December 11, 2007 - When it comes to evaluating the quality of surgical care, a Thomson Healthcare analytical method that uses data from healthcare claims is as effective as a methodology that uses data taken directly from medical records, according to a study published in the Journal of the American College of Surgeons.
There is great interest in fairly and accurately assessing the quality of healthcare that has led to questions about whether analyses based on data extracted from medical claims, called administrative data, are as effective as analyses using clinical data culled from medical records. Hospitals and the organizations that pay for healthcare - including employers, insurers, and state and federal agencies - commonly study administrative data to evaluate, compare, and improve clinical performance. Medical records typically are not used in large-scale evaluations, because they generally are not available electronically.
The study was led by Dr. Bruce L. Hall of the Department of Surgery at the Washington University School of Medicine in St. Louis. It examined patient mortality in the 30 days following surgery using both an administrative data method developed at Thomson Healthcare’s Solucient unit and a clinical data methodology used by the American College of Surgeon’s National Surgical Quality Improvement Program (NSQIP).
The study concluded results were comparable using administrative or clinical data. The study authors said, “Minor performance differences might... have implications. Because of the potential lower cost of using administrative data, this type of algorithm can be an efficient alternative and should continue to be investigated.”
The researchers examined a sample of 1,234 patients undergoing surgery at an academic teaching hospital during a one-year period. They compared actual mortality rates with risk-adjusted expected mortality rates calculated by the two methods - the Thomson Healthcare method based on pre-existing administrative records and the NSQIP method based on reviews of medical records.
The research team reported that neither estimate was notably different from the actual mortality rate. Researchers said a potential limitation of the administrative data model used in the study was its ability to control for patients’ pre-existing medical conditions, because that information was not available in the data.
While the study validated Thomson Healthcare methodology, it was conducted independently. Thomson Healthcare was not involved in designing or conducting the study and provided no financial support.

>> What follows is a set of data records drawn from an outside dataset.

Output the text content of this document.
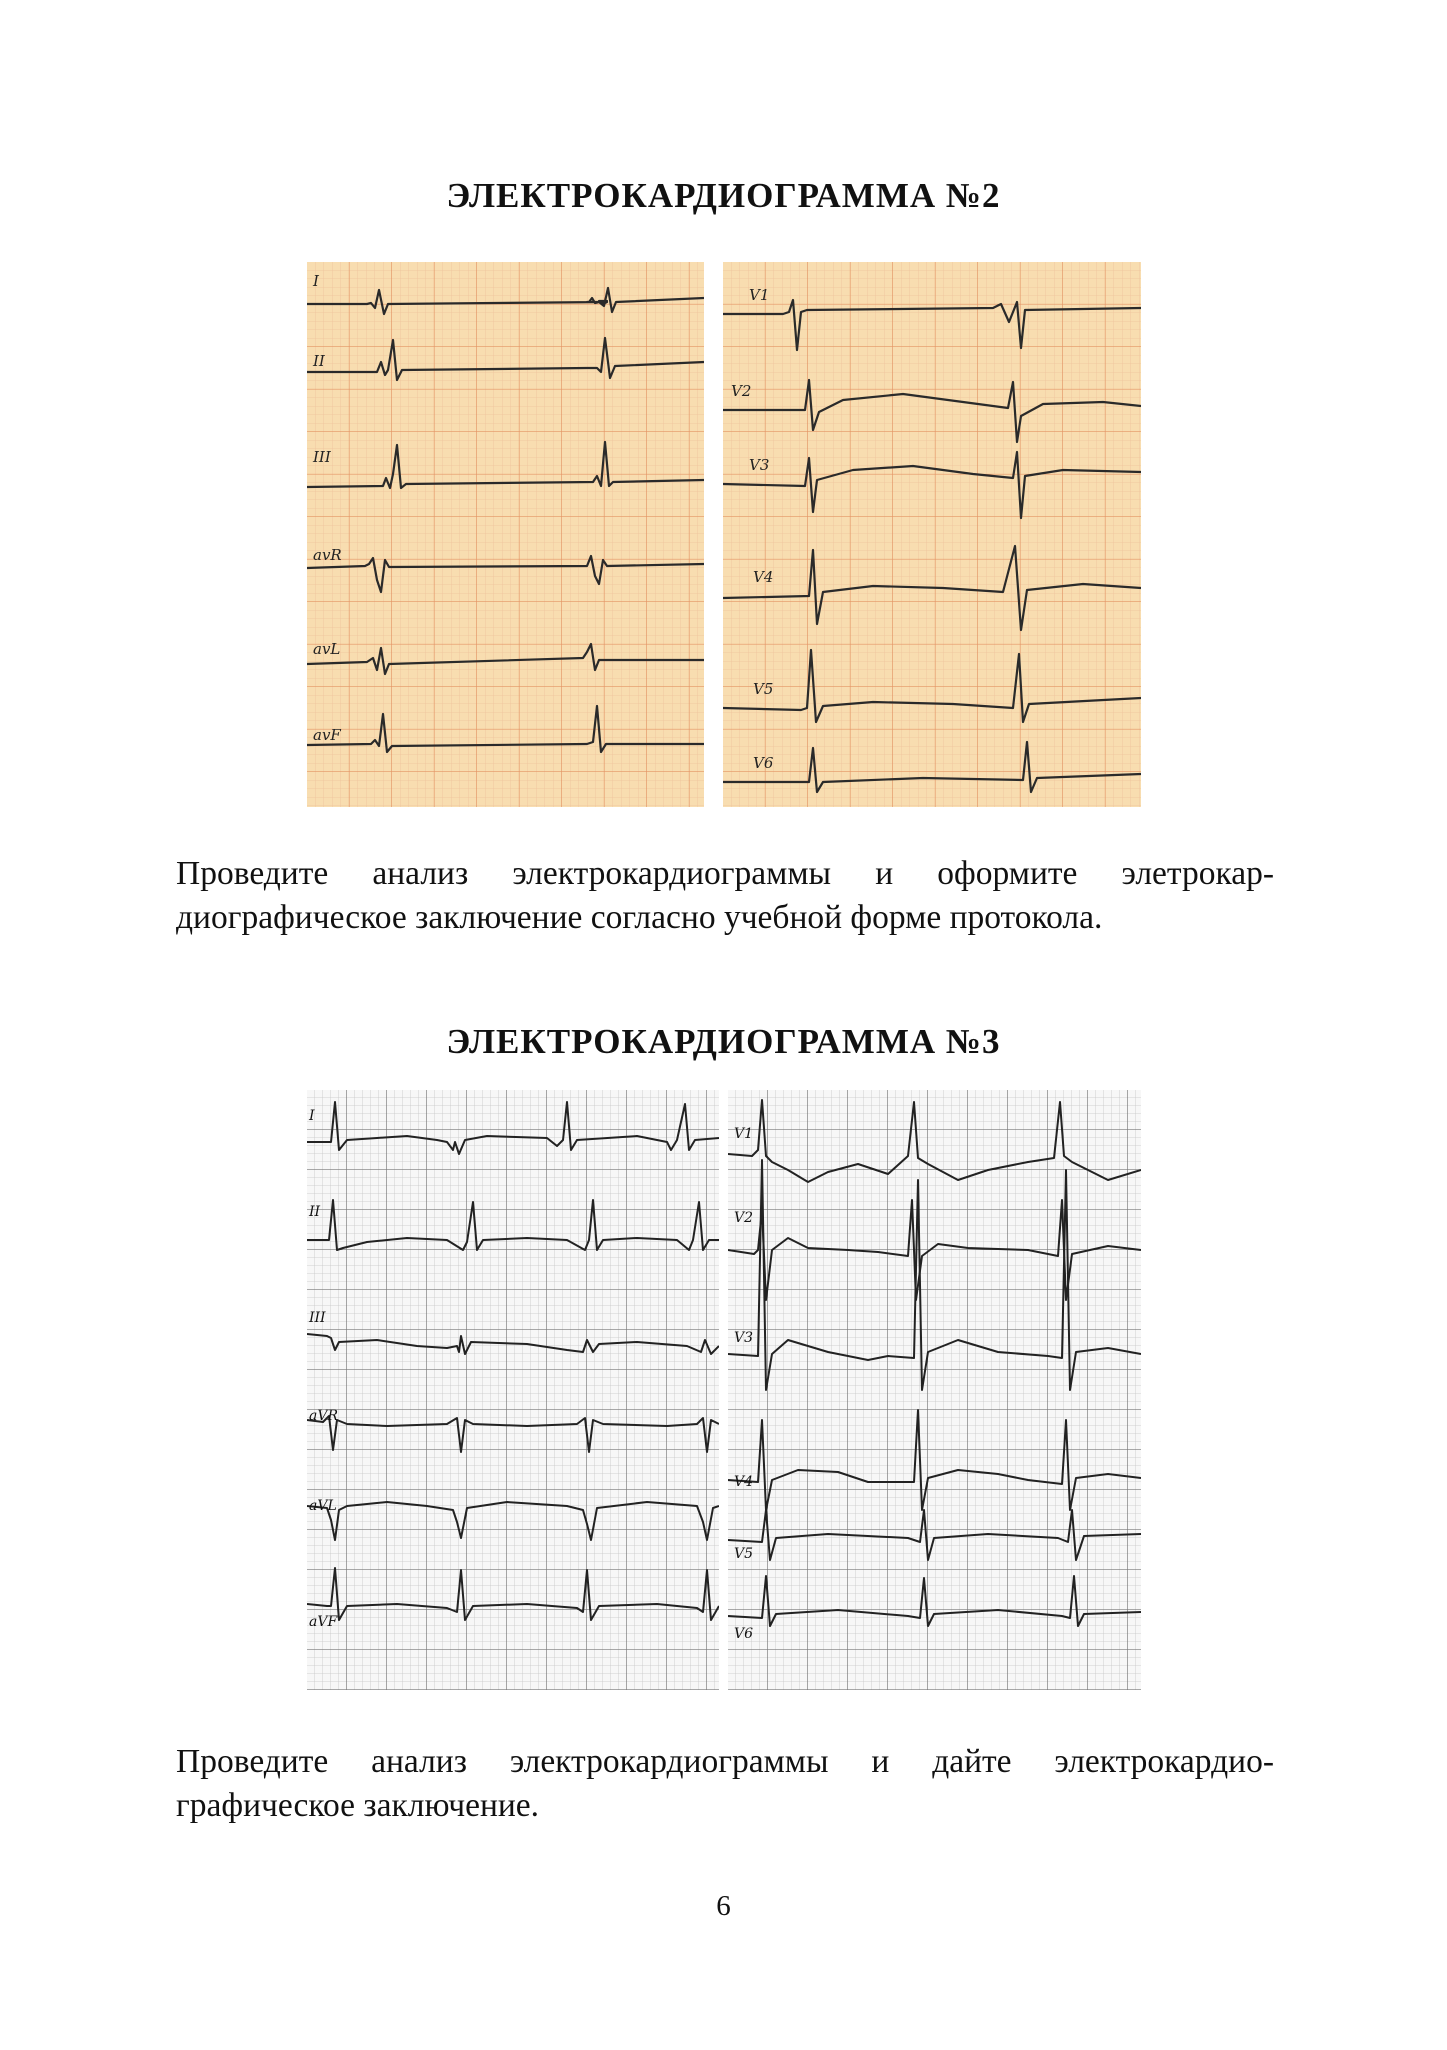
ЭЛЕКТРОКАРДИОГРАММА №2
I
II
III
avR
avL
avF
V1
V2
V3
V4
V5
V6

Проведите анализ электрокардиограммы и оформите элетрокар-диографическое заключение согласно учебной форме протокола.

ЭЛЕКТРОКАРДИОГРАММА №3
I
II
III
aVR
aVL
aVF
V1
V2
V3
V4
V5
V6

Проведите анализ электрокардиограммы и дайте электрокардио-графическое заключение.

6
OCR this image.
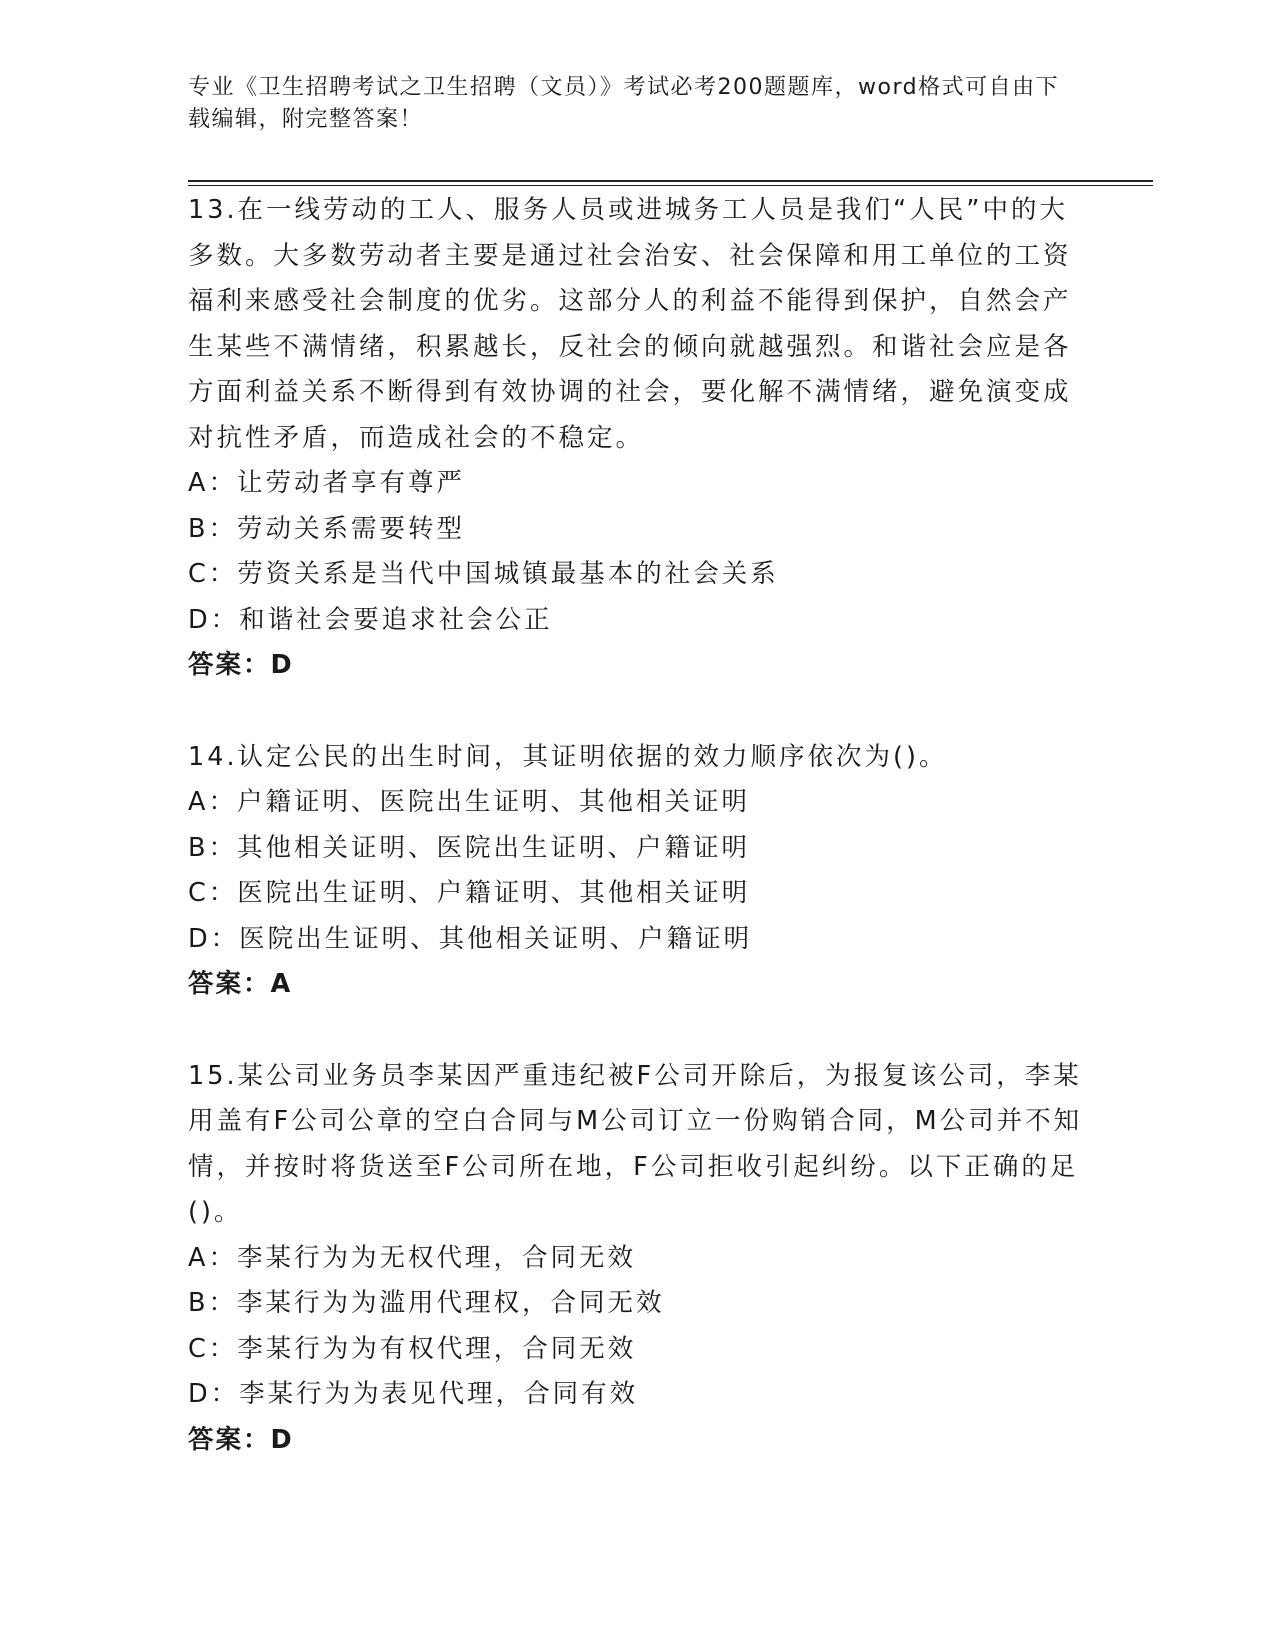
专业《卫生招聘考试之卫生招聘（文员）》考试必考200题题库，word格式可自由下载编辑，附完整答案！

13.在一线劳动的工人、服务人员或进城务工人员是我们“人民”中的大多数。大多数劳动者主要是通过社会治安、社会保障和用工单位的工资福利来感受社会制度的优劣。这部分人的利益不能得到保护，自然会产生某些不满情绪，积累越长，反社会的倾向就越强烈。和谐社会应是各方面利益关系不断得到有效协调的社会，要化解不满情绪，避免演变成对抗性矛盾，而造成社会的不稳定。

A：让劳动者享有尊严

B：劳动关系需要转型

C：劳资关系是当代中国城镇最基本的社会关系

D：和谐社会要追求社会公正

答案：D

14.认定公民的出生时间，其证明依据的效力顺序依次为()。

A：户籍证明、医院出生证明、其他相关证明

B：其他相关证明、医院出生证明、户籍证明

C：医院出生证明、户籍证明、其他相关证明

D：医院出生证明、其他相关证明、户籍证明

答案：A

15.某公司业务员李某因严重违纪被F公司开除后，为报复该公司，李某用盖有F公司公章的空白合同与M公司订立一份购销合同，M公司并不知情，并按时将货送至F公司所在地，F公司拒收引起纠纷。以下正确的足()。

A：李某行为为无权代理，合同无效

B：李某行为为滥用代理权，合同无效

C：李某行为为有权代理，合同无效

D：李某行为为表见代理，合同有效

答案：D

The paper is titled “Comparison of mortality risk adjustment using a clinical data algorithm (American College of Surgeons National Surgical Quality Improvement Program) and an administrative data algorithm (Solucient) at the case level within a single institution.” It is published in the December 2007 issue of the Journal of the American College of Surgeons (Vol. 205, Issue 6, Pages, 767-77.) The study was funded in part by a grant from the Agency for Healthcare Research and Quality, part of the U.S. Department of Health and Human Services.